References: Vocence scoring source, Vocence README source

Scoring Context

The scoring docs also describe cross-validator aggregation for weight setting. Validators generate their own evaluation samples, but weight decisions are intended to use recent evidence from active validators rather than only one validator’s local sample window. That design reduces drift between honest validators on a winner-takes-all subnet.

For readers, the important point is that Vocence rewards consistent voice-model performance across shared dimensions: content accuracy, audio naturalness, and prompt adherence. The subnet’s output is therefore not just an audio clip, but an evaluated model capability that can be compared across miners and across validator samples.

Miner and Validator Roles

Miners build and run the voice models. A miner trains a prompt-to-speech model and deploys it so it can be queried, then competes to generate the highest-quality audio for the evaluation prompts it receives.

Validators measure that quality. They send a shared set of evaluation prompts to each miner’s model, score the returned audio on content accuracy, audio quality, and adherence to the requested voice, and set weights on the network so the best models earn the most, which is how reward flows through Yuma Consensus.

Source and Live Data

The codebase is maintained in the vocence-78/vocence repository. Live SN78 data is available on TaoStats. The mechanism details in this article are tied to the public README and scoring documentation rather than to live identity fields.

Relationship to Yuma Consensus

Subnet 78 uses Yuma Consensus to convert the voice-quality weight vectors that validators submit into the emission shares distributed to miners and validators within the subnet each tempo. The Yuma Consensus documentation describes how validator weight submissions are aggregated into consensus weights for each miner registered on the subnet.

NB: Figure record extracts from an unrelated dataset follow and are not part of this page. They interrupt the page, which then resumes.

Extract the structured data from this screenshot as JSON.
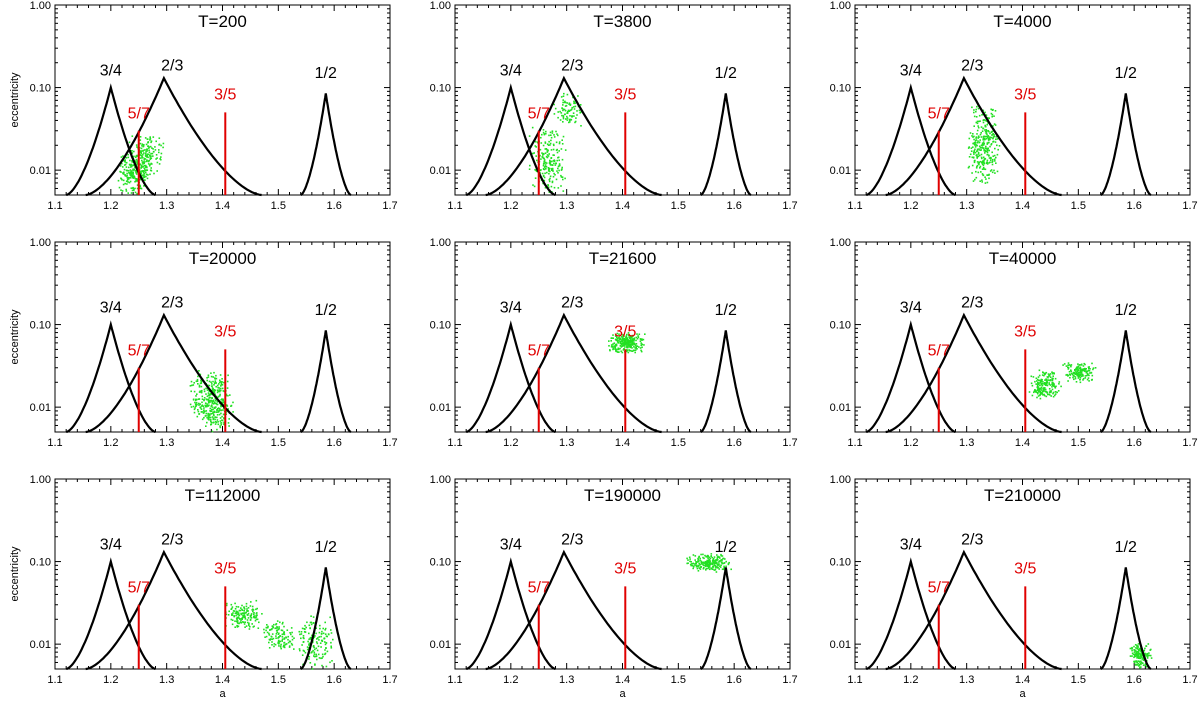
{
  "chart_data": {
    "type": "scatter",
    "layout": {
      "rows": 3,
      "cols": 3
    },
    "xlabel": "a",
    "ylabel": "eccentricity",
    "xlim": [
      1.1,
      1.7
    ],
    "ylim": [
      0.005,
      1.0
    ],
    "yscale": "log",
    "x_ticks": [
      "1.1",
      "1.2",
      "1.3",
      "1.4",
      "1.5",
      "1.6",
      "1.7"
    ],
    "y_ticks": [
      "0.01",
      "0.10",
      "1.00"
    ],
    "colors": {
      "resonance_black": "#000000",
      "resonance_red": "#e00000",
      "particles": "#22e022"
    },
    "resonances": [
      {
        "label": "3/4",
        "color": "black",
        "center": 1.2,
        "peak_e": 0.1,
        "left_edge": 1.12,
        "right_edge": 1.28,
        "label_pos": [
          1.2,
          0.165
        ]
      },
      {
        "label": "2/3",
        "color": "black",
        "center": 1.295,
        "peak_e": 0.13,
        "left_edge": 1.155,
        "right_edge": 1.47,
        "label_pos": [
          1.31,
          0.19
        ]
      },
      {
        "label": "1/2",
        "color": "black",
        "center": 1.585,
        "peak_e": 0.085,
        "left_edge": 1.54,
        "right_edge": 1.63,
        "label_pos": [
          1.585,
          0.155
        ]
      },
      {
        "label": "5/7",
        "color": "red",
        "x": 1.25,
        "top_e": 0.03,
        "label_pos": [
          1.25,
          0.05
        ]
      },
      {
        "label": "3/5",
        "color": "red",
        "x": 1.405,
        "top_e": 0.05,
        "label_pos": [
          1.405,
          0.085
        ]
      }
    ],
    "panels": [
      {
        "title": "T=200",
        "clouds": [
          {
            "x_range": [
              1.21,
              1.27
            ],
            "e_range": [
              0.005,
              0.018
            ],
            "n": 220
          },
          {
            "x_range": [
              1.23,
              1.295
            ],
            "e_range": [
              0.008,
              0.03
            ],
            "n": 160
          }
        ]
      },
      {
        "title": "T=3800",
        "clouds": [
          {
            "x_range": [
              1.23,
              1.3
            ],
            "e_range": [
              0.005,
              0.035
            ],
            "n": 220
          },
          {
            "x_range": [
              1.27,
              1.33
            ],
            "e_range": [
              0.03,
              0.09
            ],
            "n": 90
          }
        ]
      },
      {
        "title": "T=4000",
        "clouds": [
          {
            "x_range": [
              1.3,
              1.36
            ],
            "e_range": [
              0.006,
              0.07
            ],
            "n": 320
          }
        ]
      },
      {
        "title": "T=20000",
        "clouds": [
          {
            "x_range": [
              1.34,
              1.42
            ],
            "e_range": [
              0.005,
              0.03
            ],
            "n": 380
          }
        ]
      },
      {
        "title": "T=21600",
        "clouds": [
          {
            "x_range": [
              1.37,
              1.44
            ],
            "e_range": [
              0.045,
              0.085
            ],
            "n": 260
          }
        ]
      },
      {
        "title": "T=40000",
        "clouds": [
          {
            "x_range": [
              1.41,
              1.47
            ],
            "e_range": [
              0.012,
              0.03
            ],
            "n": 180
          },
          {
            "x_range": [
              1.47,
              1.53
            ],
            "e_range": [
              0.02,
              0.036
            ],
            "n": 150
          }
        ]
      },
      {
        "title": "T=112000",
        "clouds": [
          {
            "x_range": [
              1.4,
              1.47
            ],
            "e_range": [
              0.015,
              0.035
            ],
            "n": 160
          },
          {
            "x_range": [
              1.47,
              1.53
            ],
            "e_range": [
              0.008,
              0.02
            ],
            "n": 120
          },
          {
            "x_range": [
              1.53,
              1.6
            ],
            "e_range": [
              0.005,
              0.025
            ],
            "n": 150
          }
        ]
      },
      {
        "title": "T=190000",
        "clouds": [
          {
            "x_range": [
              1.51,
              1.6
            ],
            "e_range": [
              0.075,
              0.13
            ],
            "n": 220
          }
        ]
      },
      {
        "title": "T=210000",
        "clouds": [
          {
            "x_range": [
              1.59,
              1.63
            ],
            "e_range": [
              0.005,
              0.011
            ],
            "n": 160
          }
        ]
      }
    ]
  }
}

In Vocence’s context, validators send a shared set of evaluation prompts to each miner’s model, score the returned audio on content accuracy, audio naturalness, and adherence to the requested voice traits, and aggregate scores across recent validator evidence before submitting weight vectors. The winner-takes-all ranking rewards consistent high performance on all three scoring dimensions. The Emission documentation describes how those consensus weights determine each participant’s share of the subnet’s accumulated emission each tempo.

Reader Boundary

Subnet 78 Vocence should not be read as generic Bittensor subnet documentation, a general voice cloning service, or a guarantee that any one audio clip implies stable long-term model quality. It names one subnet’s prompt-to-speech evaluation market, where validators score miner models on content accuracy, audio naturalness, and adherence to requested voice traits under shared evaluation prompts (Vocence README source, Vocence scoring source).

The scoring docs also separate miner-visible prompts from validator scoring tables. Miners receive a natural-language voice instruction and text to speak, while validators retain structured trait fields extracted from source audio to measure adherence and naturalness. That boundary ties rewards to following user-like prompts rather than to optimizing for hidden scoring fields alone.

Validator weights still flow through Yuma Consensus to determine emissions each tempo (Yuma Consensus, Emission).

Development Stage Context

The Introduction to Bittensor describes subnet development as moving from localnet to testnet and then mainnet. For Subnet 78, that sequence applies to the standard Bittensor lifecycle: localnet for isolated development, testnet for shared non-production testing, and mainnet for live operation with real emissions.

On mainnet, Subnet 78 is registered as the live production subnet at netuid 78. The Bittensor Networks reference separates mainnet, testnet, and localnet. Participation examples or emission outcomes from one environment should not be read as representing production subnet performance in another environment.